General manager Ben Osteen says Heatherwood Hills fills a gap in a Birmingham market that includes multiple pricey and budget public options, but a dearth of middle-tier courses. Heatherwood Hills charges $30 Monday-Thursday and $40 Friday-Sunday for 18 holes with a cart.
“We’re hoping to take baby steps,” Osteen says. “We’re not expecting 60,000 to 70,000 rounds a year right off the bat. That’s a goal of mine and that would be awesome. We obviously want to be profitable. Right now, our goals are pretty basic: having a full crew of people in the pro shop, in the kitchen, on the wait staff and on the maintenance team going in the same direction. We’re proud of what we’re doing.”

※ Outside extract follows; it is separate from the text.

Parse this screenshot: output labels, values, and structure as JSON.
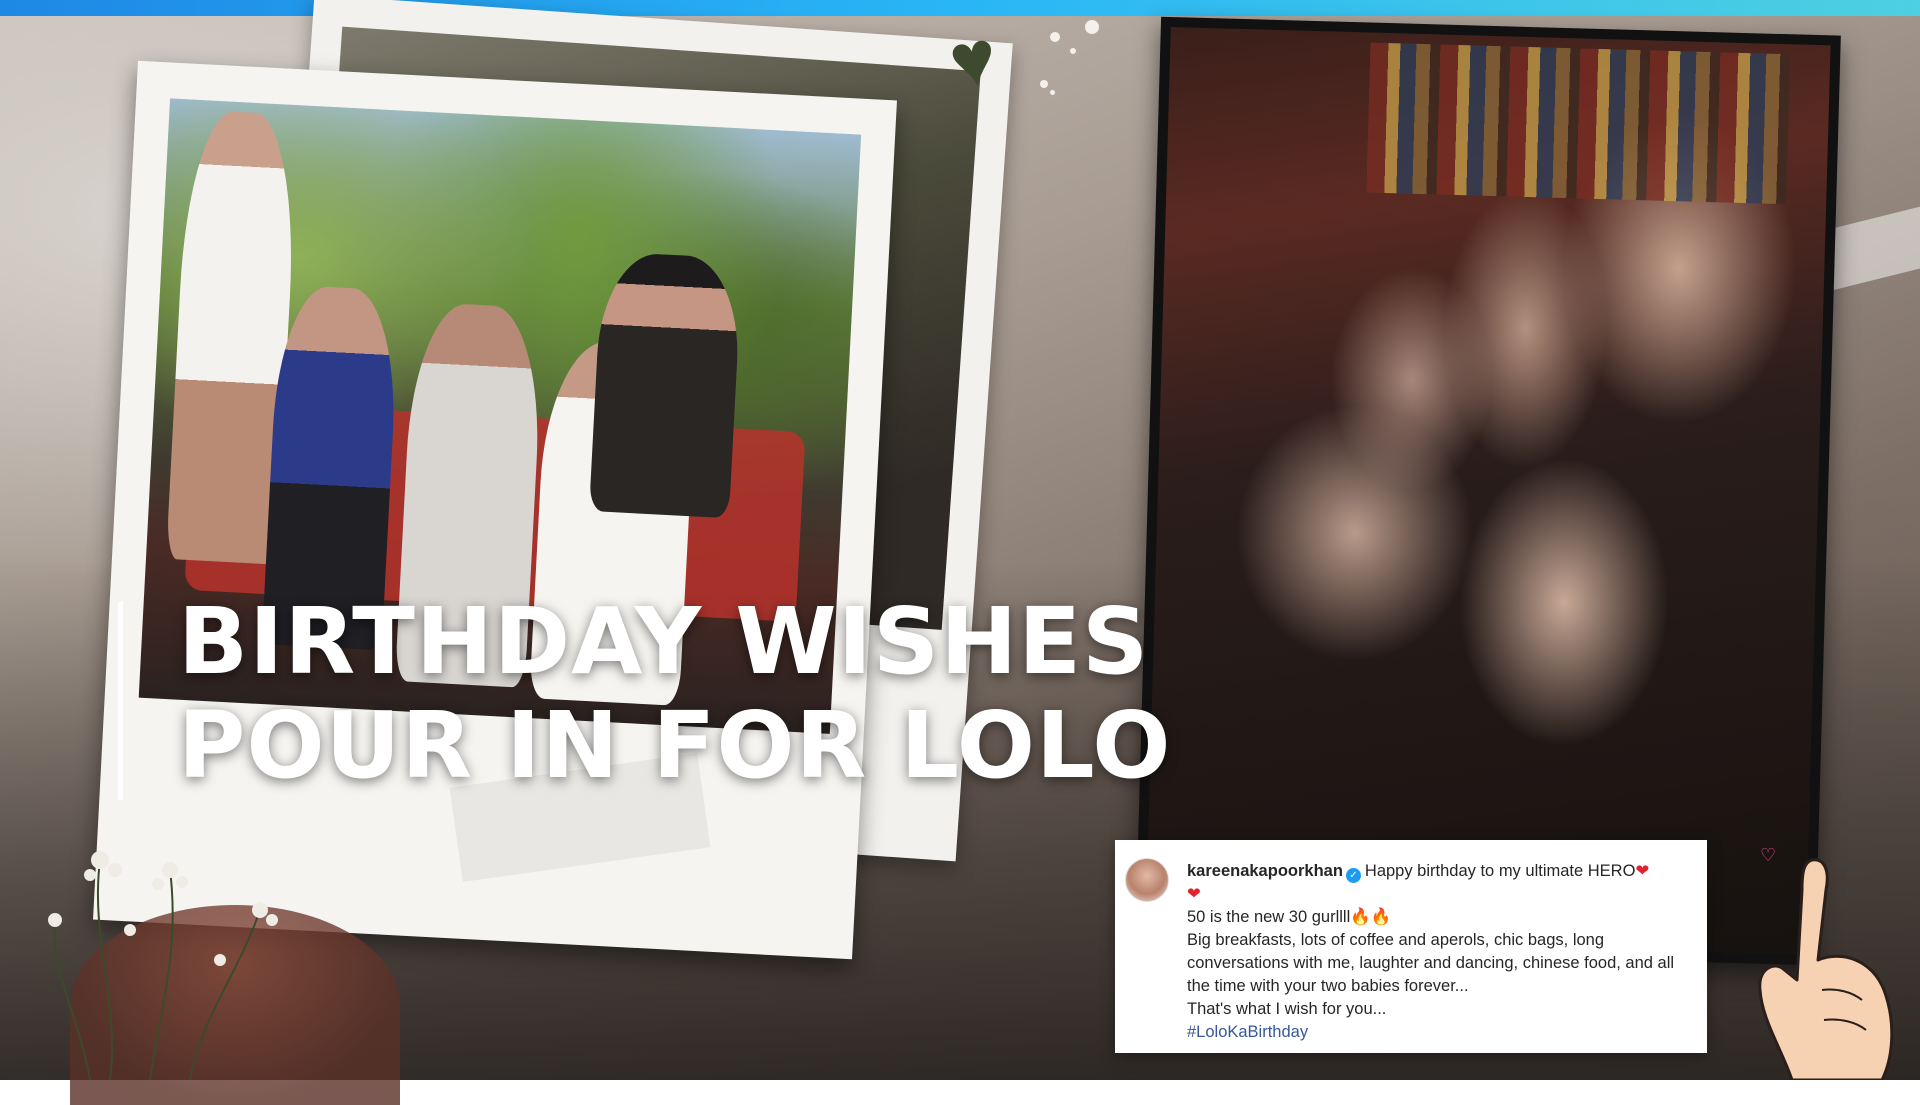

Once financial stability is established, Raburn envisions expanding services, thus creating an “active, vibrant country club and golf course.” Burke simply wants to experience the morning hustle again. “I would be tickled if the tee sheet is covered and we can collectively show off what we have done,” he says. “I want to have that greater sense of urgency to get out of the shop and stay ahead of play. I want that nervous anxiety back.”
When the marathon of reopening a shuttered course becomes a daily maintenance sprint, there’s little doubt Heatherwood Hills will have right person overseeing its agronomics.
“Even though he ventured away from being a golf course superintendent, Chad’s heart really kept pulling him back to it,” Langner says. “When he said, ‘We’re going to reopen Heatherwood Hills,’ I never doubted that Chad could accomplish it. The one thing that concerned me was that it’s a long road and you have to be patient to get there. If there’s any one guy who could be patient, he’s the one. His temperament is perfect for what he took on.”